1. Pass^k Reliability

A task only succeeds if the agent completes it correctly in ALL k attempts. This strict metric ensures consistent performance, not lucky one-offs. ParableAgent targets 100% reliability across repeated queries.

> pass^5("mercy parables")

// Must succeed 5/5 times!

📝

2. Domain Policy Following

Agents must follow domain-specific rules written in natural language. ParableAgent adheres to 21 rules governing data integrity, query processing, and response formatting.

> check_policy("valid_theme")

// Rule: Theme must be in 14 defined themes

🗣

3. User Simulation

Tau-bench uses dynamic user simulation to test agent responses. Users may have incomplete information, change their minds, or make compound requests. The agent must handle all scenarios gracefully.

> user: "Actually, show me Luke's parables"

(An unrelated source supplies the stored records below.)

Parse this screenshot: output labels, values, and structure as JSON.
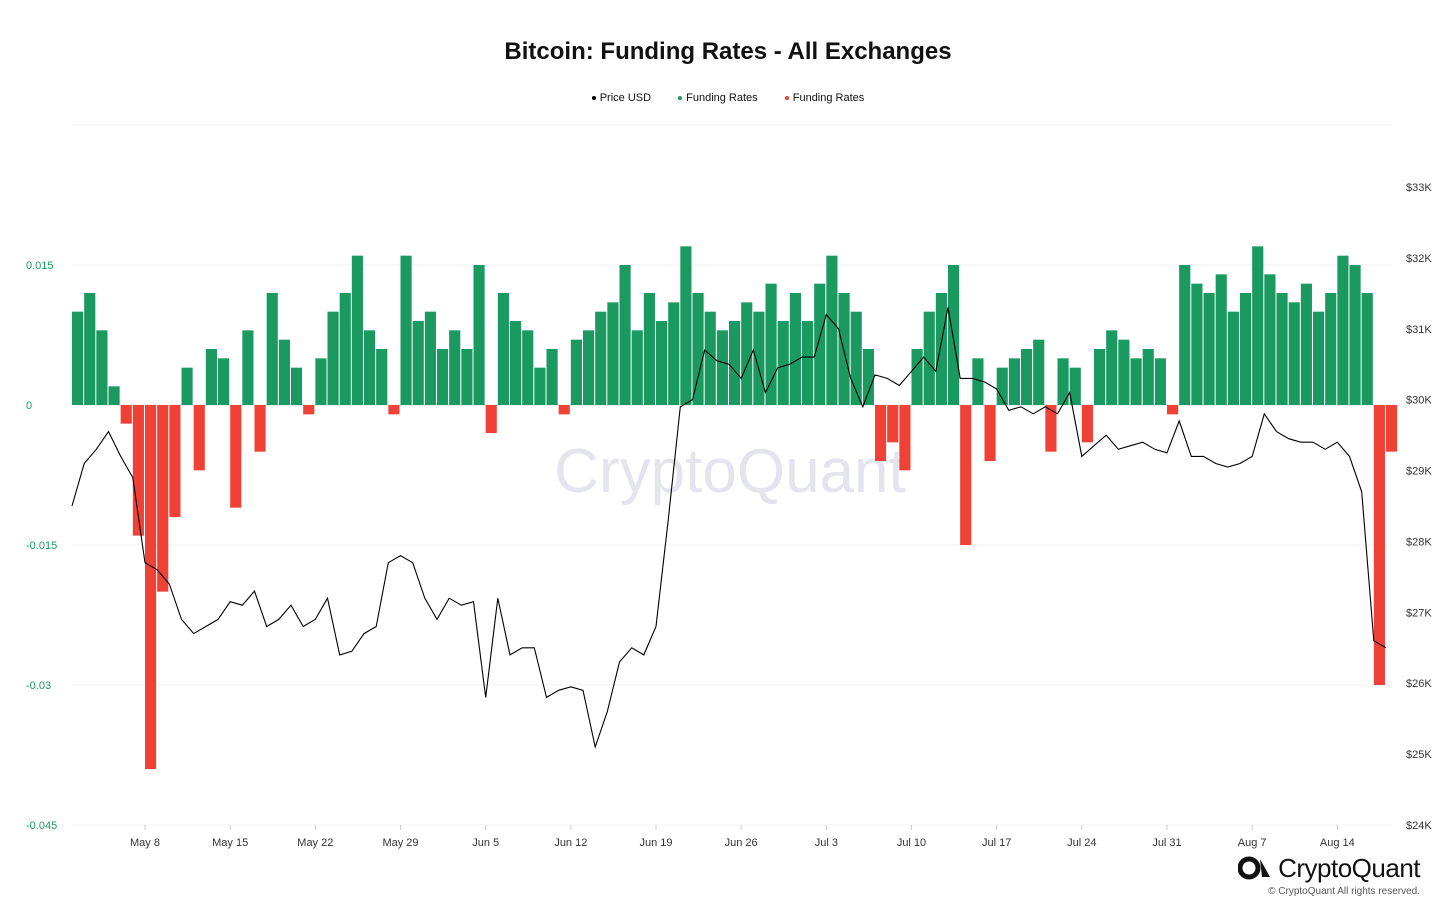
{
  "title": "Bitcoin: Funding Rates - All Exchanges",
  "watermark": "CryptoQuant",
  "logo_text": "CryptoQuant",
  "copyright": "© CryptoQuant All rights reserved.",
  "colors": {
    "price": "#000000",
    "positive": "#1a9a61",
    "negative": "#ef4135",
    "left_axis_text": "#1a9a61",
    "right_axis_text": "#333333",
    "watermark": "#e4e4ec"
  },
  "legend": [
    {
      "label": "Price USD",
      "color": "#000000"
    },
    {
      "label": "Funding Rates",
      "color": "#1a9a61"
    },
    {
      "label": "Funding Rates",
      "color": "#ef4135"
    }
  ],
  "chart_data": {
    "type": "bar+line",
    "x_start": "2023-05-02",
    "x_end": "2023-08-18",
    "x_ticks": [
      "May 8",
      "May 15",
      "May 22",
      "May 29",
      "Jun 5",
      "Jun 12",
      "Jun 19",
      "Jun 26",
      "Jul 3",
      "Jul 10",
      "Jul 17",
      "Jul 24",
      "Jul 31",
      "Aug 7",
      "Aug 14"
    ],
    "left_axis": {
      "ticks": [
        0.015,
        0,
        -0.015,
        -0.03,
        -0.045
      ],
      "tick_labels": [
        "0.015",
        "0",
        "-0.015",
        "-0.03",
        "-0.045"
      ],
      "range": [
        -0.045,
        0.0165
      ]
    },
    "right_axis": {
      "ticks": [
        24000,
        25000,
        26000,
        27000,
        28000,
        29000,
        30000,
        31000,
        32000,
        33000
      ],
      "tick_labels": [
        "$24K",
        "$25K",
        "$26K",
        "$27K",
        "$28K",
        "$29K",
        "$30K",
        "$31K",
        "$32K",
        "$33K"
      ],
      "range": [
        24000,
        33000
      ]
    },
    "price_usd": [
      [
        "2023-05-02",
        28500
      ],
      [
        "2023-05-03",
        29100
      ],
      [
        "2023-05-04",
        29300
      ],
      [
        "2023-05-05",
        29550
      ],
      [
        "2023-05-06",
        29200
      ],
      [
        "2023-05-07",
        28900
      ],
      [
        "2023-05-08",
        27700
      ],
      [
        "2023-05-09",
        27600
      ],
      [
        "2023-05-10",
        27400
      ],
      [
        "2023-05-11",
        26900
      ],
      [
        "2023-05-12",
        26700
      ],
      [
        "2023-05-13",
        26800
      ],
      [
        "2023-05-14",
        26900
      ],
      [
        "2023-05-15",
        27150
      ],
      [
        "2023-05-16",
        27100
      ],
      [
        "2023-05-17",
        27300
      ],
      [
        "2023-05-18",
        26800
      ],
      [
        "2023-05-19",
        26900
      ],
      [
        "2023-05-20",
        27100
      ],
      [
        "2023-05-21",
        26800
      ],
      [
        "2023-05-22",
        26900
      ],
      [
        "2023-05-23",
        27200
      ],
      [
        "2023-05-24",
        26400
      ],
      [
        "2023-05-25",
        26450
      ],
      [
        "2023-05-26",
        26700
      ],
      [
        "2023-05-27",
        26800
      ],
      [
        "2023-05-28",
        27700
      ],
      [
        "2023-05-29",
        27800
      ],
      [
        "2023-05-30",
        27700
      ],
      [
        "2023-05-31",
        27200
      ],
      [
        "2023-06-01",
        26900
      ],
      [
        "2023-06-02",
        27200
      ],
      [
        "2023-06-03",
        27100
      ],
      [
        "2023-06-04",
        27150
      ],
      [
        "2023-06-05",
        25800
      ],
      [
        "2023-06-06",
        27200
      ],
      [
        "2023-06-07",
        26400
      ],
      [
        "2023-06-08",
        26500
      ],
      [
        "2023-06-09",
        26500
      ],
      [
        "2023-06-10",
        25800
      ],
      [
        "2023-06-11",
        25900
      ],
      [
        "2023-06-12",
        25950
      ],
      [
        "2023-06-13",
        25900
      ],
      [
        "2023-06-14",
        25100
      ],
      [
        "2023-06-15",
        25600
      ],
      [
        "2023-06-16",
        26300
      ],
      [
        "2023-06-17",
        26500
      ],
      [
        "2023-06-18",
        26400
      ],
      [
        "2023-06-19",
        26800
      ],
      [
        "2023-06-20",
        28300
      ],
      [
        "2023-06-21",
        29900
      ],
      [
        "2023-06-22",
        30000
      ],
      [
        "2023-06-23",
        30700
      ],
      [
        "2023-06-24",
        30550
      ],
      [
        "2023-06-25",
        30500
      ],
      [
        "2023-06-26",
        30300
      ],
      [
        "2023-06-27",
        30700
      ],
      [
        "2023-06-28",
        30100
      ],
      [
        "2023-06-29",
        30450
      ],
      [
        "2023-06-30",
        30500
      ],
      [
        "2023-07-01",
        30600
      ],
      [
        "2023-07-02",
        30600
      ],
      [
        "2023-07-03",
        31200
      ],
      [
        "2023-07-04",
        31000
      ],
      [
        "2023-07-05",
        30300
      ],
      [
        "2023-07-06",
        29900
      ],
      [
        "2023-07-07",
        30350
      ],
      [
        "2023-07-08",
        30300
      ],
      [
        "2023-07-09",
        30200
      ],
      [
        "2023-07-10",
        30400
      ],
      [
        "2023-07-11",
        30600
      ],
      [
        "2023-07-12",
        30400
      ],
      [
        "2023-07-13",
        31300
      ],
      [
        "2023-07-14",
        30300
      ],
      [
        "2023-07-15",
        30300
      ],
      [
        "2023-07-16",
        30250
      ],
      [
        "2023-07-17",
        30150
      ],
      [
        "2023-07-18",
        29850
      ],
      [
        "2023-07-19",
        29900
      ],
      [
        "2023-07-20",
        29800
      ],
      [
        "2023-07-21",
        29900
      ],
      [
        "2023-07-22",
        29800
      ],
      [
        "2023-07-23",
        30100
      ],
      [
        "2023-07-24",
        29200
      ],
      [
        "2023-07-25",
        29350
      ],
      [
        "2023-07-26",
        29500
      ],
      [
        "2023-07-27",
        29300
      ],
      [
        "2023-07-28",
        29350
      ],
      [
        "2023-07-29",
        29400
      ],
      [
        "2023-07-30",
        29300
      ],
      [
        "2023-07-31",
        29250
      ],
      [
        "2023-08-01",
        29700
      ],
      [
        "2023-08-02",
        29200
      ],
      [
        "2023-08-03",
        29200
      ],
      [
        "2023-08-04",
        29100
      ],
      [
        "2023-08-05",
        29050
      ],
      [
        "2023-08-06",
        29100
      ],
      [
        "2023-08-07",
        29200
      ],
      [
        "2023-08-08",
        29800
      ],
      [
        "2023-08-09",
        29550
      ],
      [
        "2023-08-10",
        29450
      ],
      [
        "2023-08-11",
        29400
      ],
      [
        "2023-08-12",
        29400
      ],
      [
        "2023-08-13",
        29300
      ],
      [
        "2023-08-14",
        29400
      ],
      [
        "2023-08-15",
        29200
      ],
      [
        "2023-08-16",
        28700
      ],
      [
        "2023-08-17",
        26600
      ],
      [
        "2023-08-18",
        26500
      ]
    ],
    "funding_rates": [
      [
        "2023-05-02",
        0.01
      ],
      [
        "2023-05-03",
        0.012
      ],
      [
        "2023-05-04",
        0.008
      ],
      [
        "2023-05-05",
        0.002
      ],
      [
        "2023-05-06",
        -0.002
      ],
      [
        "2023-05-07",
        -0.014
      ],
      [
        "2023-05-08",
        -0.039
      ],
      [
        "2023-05-09",
        -0.02
      ],
      [
        "2023-05-10",
        -0.012
      ],
      [
        "2023-05-11",
        0.004
      ],
      [
        "2023-05-12",
        -0.007
      ],
      [
        "2023-05-13",
        0.006
      ],
      [
        "2023-05-14",
        0.005
      ],
      [
        "2023-05-15",
        -0.011
      ],
      [
        "2023-05-16",
        0.008
      ],
      [
        "2023-05-17",
        -0.005
      ],
      [
        "2023-05-18",
        0.012
      ],
      [
        "2023-05-19",
        0.007
      ],
      [
        "2023-05-20",
        0.004
      ],
      [
        "2023-05-21",
        -0.001
      ],
      [
        "2023-05-22",
        0.005
      ],
      [
        "2023-05-23",
        0.01
      ],
      [
        "2023-05-24",
        0.012
      ],
      [
        "2023-05-25",
        0.016
      ],
      [
        "2023-05-26",
        0.008
      ],
      [
        "2023-05-27",
        0.006
      ],
      [
        "2023-05-28",
        -0.001
      ],
      [
        "2023-05-29",
        0.016
      ],
      [
        "2023-05-30",
        0.009
      ],
      [
        "2023-05-31",
        0.01
      ],
      [
        "2023-06-01",
        0.006
      ],
      [
        "2023-06-02",
        0.008
      ],
      [
        "2023-06-03",
        0.006
      ],
      [
        "2023-06-04",
        0.015
      ],
      [
        "2023-06-05",
        -0.003
      ],
      [
        "2023-06-06",
        0.012
      ],
      [
        "2023-06-07",
        0.009
      ],
      [
        "2023-06-08",
        0.008
      ],
      [
        "2023-06-09",
        0.004
      ],
      [
        "2023-06-10",
        0.006
      ],
      [
        "2023-06-11",
        -0.001
      ],
      [
        "2023-06-12",
        0.007
      ],
      [
        "2023-06-13",
        0.008
      ],
      [
        "2023-06-14",
        0.01
      ],
      [
        "2023-06-15",
        0.011
      ],
      [
        "2023-06-16",
        0.015
      ],
      [
        "2023-06-17",
        0.008
      ],
      [
        "2023-06-18",
        0.012
      ],
      [
        "2023-06-19",
        0.009
      ],
      [
        "2023-06-20",
        0.011
      ],
      [
        "2023-06-21",
        0.017
      ],
      [
        "2023-06-22",
        0.012
      ],
      [
        "2023-06-23",
        0.01
      ],
      [
        "2023-06-24",
        0.008
      ],
      [
        "2023-06-25",
        0.009
      ],
      [
        "2023-06-26",
        0.011
      ],
      [
        "2023-06-27",
        0.01
      ],
      [
        "2023-06-28",
        0.013
      ],
      [
        "2023-06-29",
        0.009
      ],
      [
        "2023-06-30",
        0.012
      ],
      [
        "2023-07-01",
        0.009
      ],
      [
        "2023-07-02",
        0.013
      ],
      [
        "2023-07-03",
        0.016
      ],
      [
        "2023-07-04",
        0.012
      ],
      [
        "2023-07-05",
        0.01
      ],
      [
        "2023-07-06",
        0.006
      ],
      [
        "2023-07-07",
        -0.006
      ],
      [
        "2023-07-08",
        -0.004
      ],
      [
        "2023-07-09",
        -0.007
      ],
      [
        "2023-07-10",
        0.006
      ],
      [
        "2023-07-11",
        0.01
      ],
      [
        "2023-07-12",
        0.012
      ],
      [
        "2023-07-13",
        0.015
      ],
      [
        "2023-07-14",
        -0.015
      ],
      [
        "2023-07-15",
        0.005
      ],
      [
        "2023-07-16",
        -0.006
      ],
      [
        "2023-07-17",
        0.004
      ],
      [
        "2023-07-18",
        0.005
      ],
      [
        "2023-07-19",
        0.006
      ],
      [
        "2023-07-20",
        0.007
      ],
      [
        "2023-07-21",
        -0.005
      ],
      [
        "2023-07-22",
        0.005
      ],
      [
        "2023-07-23",
        0.004
      ],
      [
        "2023-07-24",
        -0.004
      ],
      [
        "2023-07-25",
        0.006
      ],
      [
        "2023-07-26",
        0.008
      ],
      [
        "2023-07-27",
        0.007
      ],
      [
        "2023-07-28",
        0.005
      ],
      [
        "2023-07-29",
        0.006
      ],
      [
        "2023-07-30",
        0.005
      ],
      [
        "2023-07-31",
        -0.001
      ],
      [
        "2023-08-01",
        0.015
      ],
      [
        "2023-08-02",
        0.013
      ],
      [
        "2023-08-03",
        0.012
      ],
      [
        "2023-08-04",
        0.014
      ],
      [
        "2023-08-05",
        0.01
      ],
      [
        "2023-08-06",
        0.012
      ],
      [
        "2023-08-07",
        0.017
      ],
      [
        "2023-08-08",
        0.014
      ],
      [
        "2023-08-09",
        0.012
      ],
      [
        "2023-08-10",
        0.011
      ],
      [
        "2023-08-11",
        0.013
      ],
      [
        "2023-08-12",
        0.01
      ],
      [
        "2023-08-13",
        0.012
      ],
      [
        "2023-08-14",
        0.016
      ],
      [
        "2023-08-15",
        0.015
      ],
      [
        "2023-08-16",
        0.012
      ],
      [
        "2023-08-17",
        -0.03
      ],
      [
        "2023-08-18",
        -0.005
      ]
    ]
  }
}
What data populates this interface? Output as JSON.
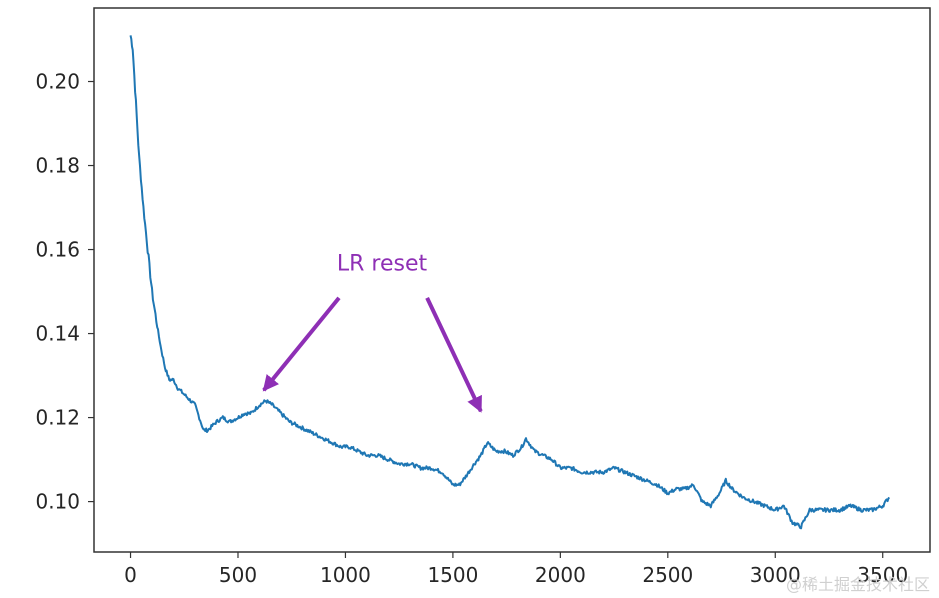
{
  "chart_data": {
    "type": "line",
    "title": "",
    "xlabel": "",
    "ylabel": "",
    "xlim": [
      -170,
      3720
    ],
    "ylim": [
      0.088,
      0.2175
    ],
    "xticks": [
      0,
      500,
      1000,
      1500,
      2000,
      2500,
      3000,
      3500
    ],
    "yticks": [
      0.1,
      0.12,
      0.14,
      0.16,
      0.18,
      0.2
    ],
    "grid": false,
    "legend": "none",
    "series": [
      {
        "color": "#1f77b4",
        "x": [
          0,
          10,
          25,
          40,
          60,
          80,
          100,
          120,
          140,
          160,
          180,
          200,
          220,
          240,
          260,
          280,
          300,
          320,
          340,
          360,
          380,
          400,
          430,
          460,
          500,
          530,
          560,
          600,
          630,
          660,
          700,
          740,
          780,
          820,
          860,
          900,
          940,
          980,
          1020,
          1060,
          1100,
          1150,
          1200,
          1250,
          1300,
          1350,
          1400,
          1450,
          1500,
          1530,
          1560,
          1600,
          1630,
          1660,
          1700,
          1740,
          1780,
          1820,
          1840,
          1880,
          1920,
          1960,
          2000,
          2050,
          2100,
          2150,
          2200,
          2250,
          2300,
          2350,
          2400,
          2450,
          2500,
          2540,
          2580,
          2620,
          2660,
          2700,
          2740,
          2770,
          2800,
          2850,
          2900,
          2950,
          3000,
          3040,
          3080,
          3120,
          3160,
          3200,
          3250,
          3300,
          3350,
          3400,
          3450,
          3500,
          3530
        ],
        "y": [
          0.211,
          0.208,
          0.195,
          0.182,
          0.17,
          0.16,
          0.15,
          0.143,
          0.137,
          0.132,
          0.129,
          0.129,
          0.127,
          0.126,
          0.125,
          0.124,
          0.123,
          0.12,
          0.117,
          0.117,
          0.118,
          0.119,
          0.12,
          0.119,
          0.12,
          0.121,
          0.121,
          0.123,
          0.124,
          0.123,
          0.121,
          0.119,
          0.118,
          0.117,
          0.116,
          0.115,
          0.114,
          0.113,
          0.113,
          0.112,
          0.111,
          0.111,
          0.11,
          0.109,
          0.109,
          0.108,
          0.108,
          0.107,
          0.104,
          0.104,
          0.106,
          0.109,
          0.111,
          0.114,
          0.112,
          0.112,
          0.111,
          0.113,
          0.115,
          0.112,
          0.111,
          0.11,
          0.108,
          0.108,
          0.107,
          0.107,
          0.107,
          0.108,
          0.107,
          0.106,
          0.105,
          0.104,
          0.102,
          0.103,
          0.103,
          0.104,
          0.1,
          0.099,
          0.102,
          0.105,
          0.103,
          0.101,
          0.1,
          0.099,
          0.098,
          0.099,
          0.095,
          0.094,
          0.098,
          0.098,
          0.098,
          0.098,
          0.099,
          0.098,
          0.098,
          0.099,
          0.101
        ]
      }
    ],
    "annotations": [
      {
        "text": "LR reset",
        "color": "#8e2fb5",
        "text_at": [
          1170,
          0.155
        ],
        "arrows": [
          {
            "from": [
              970,
              0.1485
            ],
            "to": [
              620,
              0.1265
            ]
          },
          {
            "from": [
              1380,
              0.1485
            ],
            "to": [
              1630,
              0.1215
            ]
          }
        ]
      }
    ]
  },
  "watermark": {
    "text": "@稀土掘金技术社区"
  }
}
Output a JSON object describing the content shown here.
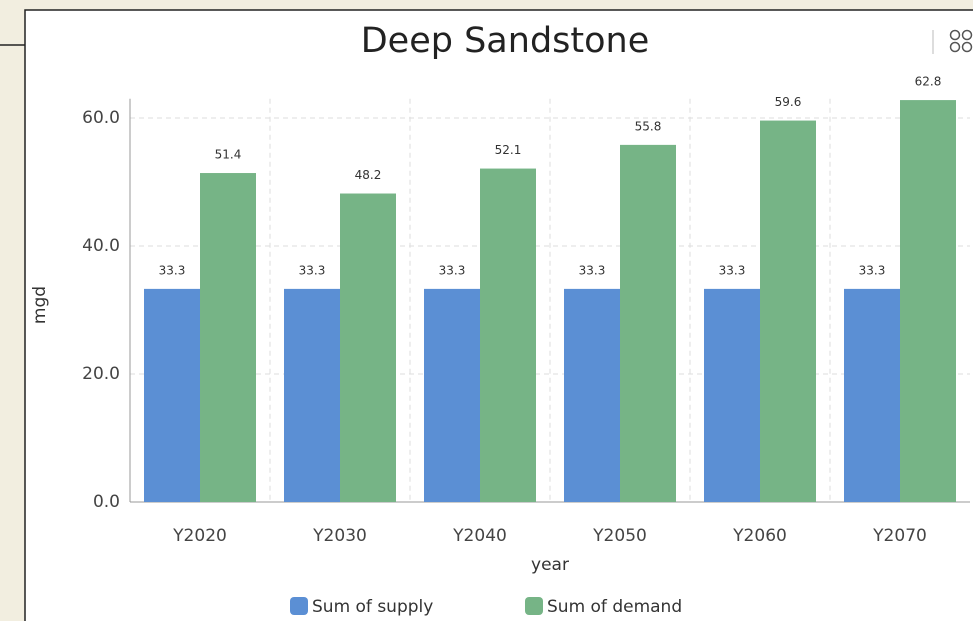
{
  "chart_data": {
    "type": "bar",
    "title": "Deep Sandstone",
    "categories": [
      "Y2020",
      "Y2030",
      "Y2040",
      "Y2050",
      "Y2060",
      "Y2070"
    ],
    "series": [
      {
        "name": "Sum of supply",
        "color": "#5b8fd4",
        "values": [
          33.3,
          33.3,
          33.3,
          33.3,
          33.3,
          33.3
        ]
      },
      {
        "name": "Sum of demand",
        "color": "#76b486",
        "values": [
          51.4,
          48.2,
          52.1,
          55.8,
          59.6,
          62.8
        ]
      }
    ],
    "xlabel": "year",
    "ylabel": "mgd",
    "ylim": [
      0,
      63
    ],
    "yticks": [
      {
        "value": 0,
        "label": "0.0"
      },
      {
        "value": 20,
        "label": "20.0"
      },
      {
        "value": 40,
        "label": "40.0"
      },
      {
        "value": 60,
        "label": "60.0"
      }
    ],
    "grid": true,
    "legend": "bottom"
  }
}
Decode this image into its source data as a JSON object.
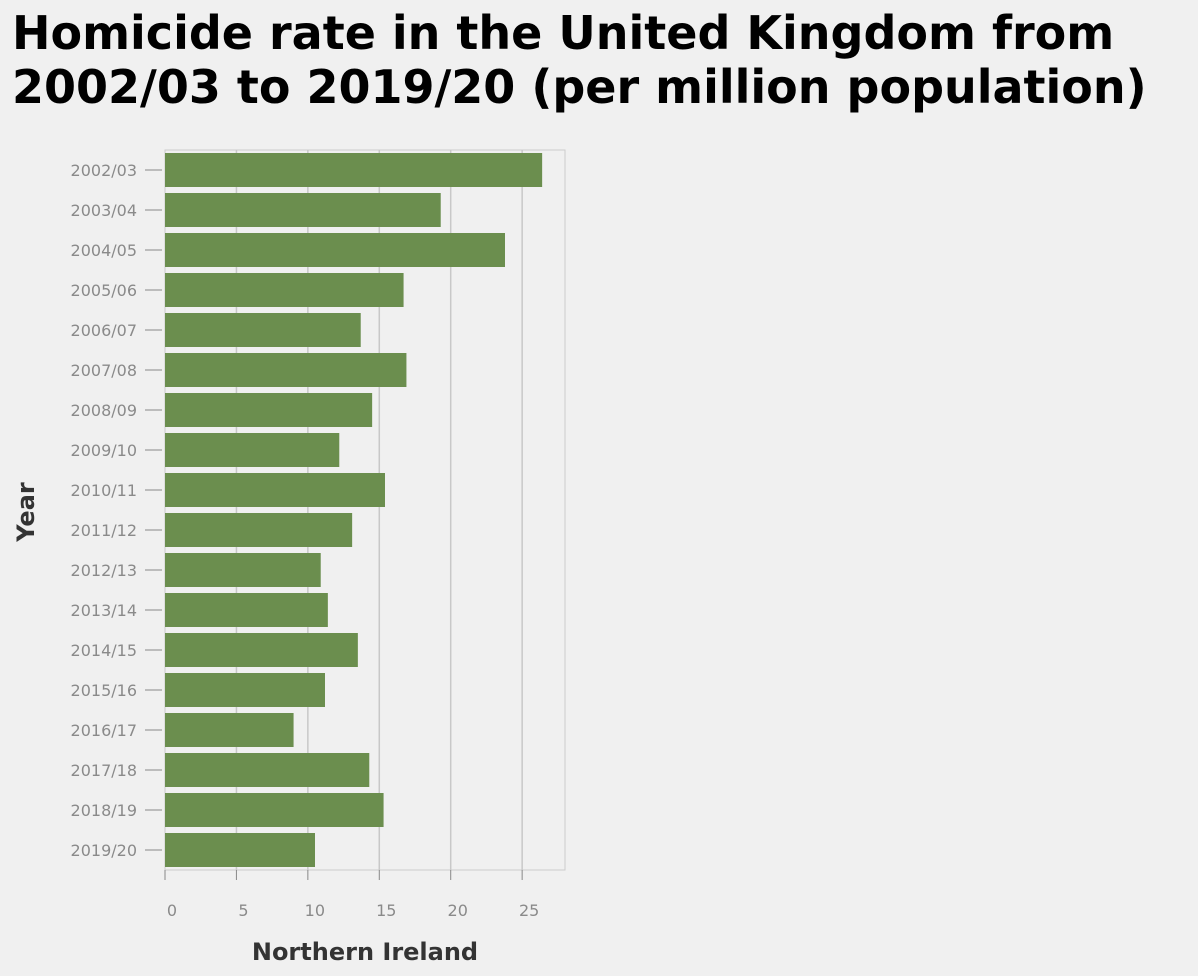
{
  "chart_data": {
    "type": "bar",
    "orientation": "horizontal",
    "title": "Homicide rate in the United Kingdom from 2002/03 to 2019/20 (per million population)",
    "xlabel": "Northern Ireland",
    "ylabel": "Year",
    "categories": [
      "2002/03",
      "2003/04",
      "2004/05",
      "2005/06",
      "2006/07",
      "2007/08",
      "2008/09",
      "2009/10",
      "2010/11",
      "2011/12",
      "2012/13",
      "2013/14",
      "2014/15",
      "2015/16",
      "2016/17",
      "2017/18",
      "2018/19",
      "2019/20"
    ],
    "values": [
      26.4,
      19.3,
      23.8,
      16.7,
      13.7,
      16.9,
      14.5,
      12.2,
      15.4,
      13.1,
      10.9,
      11.4,
      13.5,
      11.2,
      9.0,
      14.3,
      15.3,
      10.5
    ],
    "xlim": [
      0,
      28
    ],
    "xticks": [
      0,
      5,
      10,
      15,
      20,
      25
    ],
    "grid": true,
    "bar_color": "#6b8e4e",
    "grid_color": "#c8c8c8"
  }
}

// Agent must adapt to changes

🗃

4. Database State Evaluation

Success is measured by comparing database states - the expected final state vs actual state after agent actions. This provides deterministic, verifiable evaluation with no ambiguity.

> verify_state(expected, actual)

// Binary: PASS or FAIL

🔧

5. Structured Tool Use

Agents interact via defined APIs with typed parameters. ParableAgent's 21 tools each have explicit inputs and outputs - no ambiguous function calls or undefined behaviors.

> search_by_theme(theme: string)

// Returns: Parable[] (typed!)

🎯

6. Compound Request Handling

Users often make multiple requests at once. A robust agent must fully resolve ALL parts - partial completion is a failure. "Show mercy parables AND count them" requires both actions.

> "List AND compare the lost parables"

// Must do BOTH operations!


Common Agent Failure Modes

Tau-bench identifies these key challenges for agents:

Wrong Argument

Agent uses incorrect parameters when calling tools. Example: searching for theme "merciful" when the database expects "mercy".

Wrong Decision

Agent makes logical errors despite having correct information. Example: showing Matthew parables when user asked for Mark.

½

Partial Resolution

Agent only completes part of a compound request. Example: listing parables but forgetting to also compare them as requested.


Tau-Bench Evaluation Approach

Component Description ParableAgent Implementation
Database Structured data storage 39 parables in JSON format
APIs Typed function interfaces 21 Python tools
Policies Natural language rules 21 domain rules in Markdown
Tasks User interaction scenarios 21 defined task templates
Evaluation State comparison Deterministic output matching

For biblical scholarship, reliability is paramount. Tau-bench principles ensure ParableAgent is not just accurate once, but consistently accurate every time. The pass^k metric means you can trust the same query to always return the same results - essential for serious study and teaching.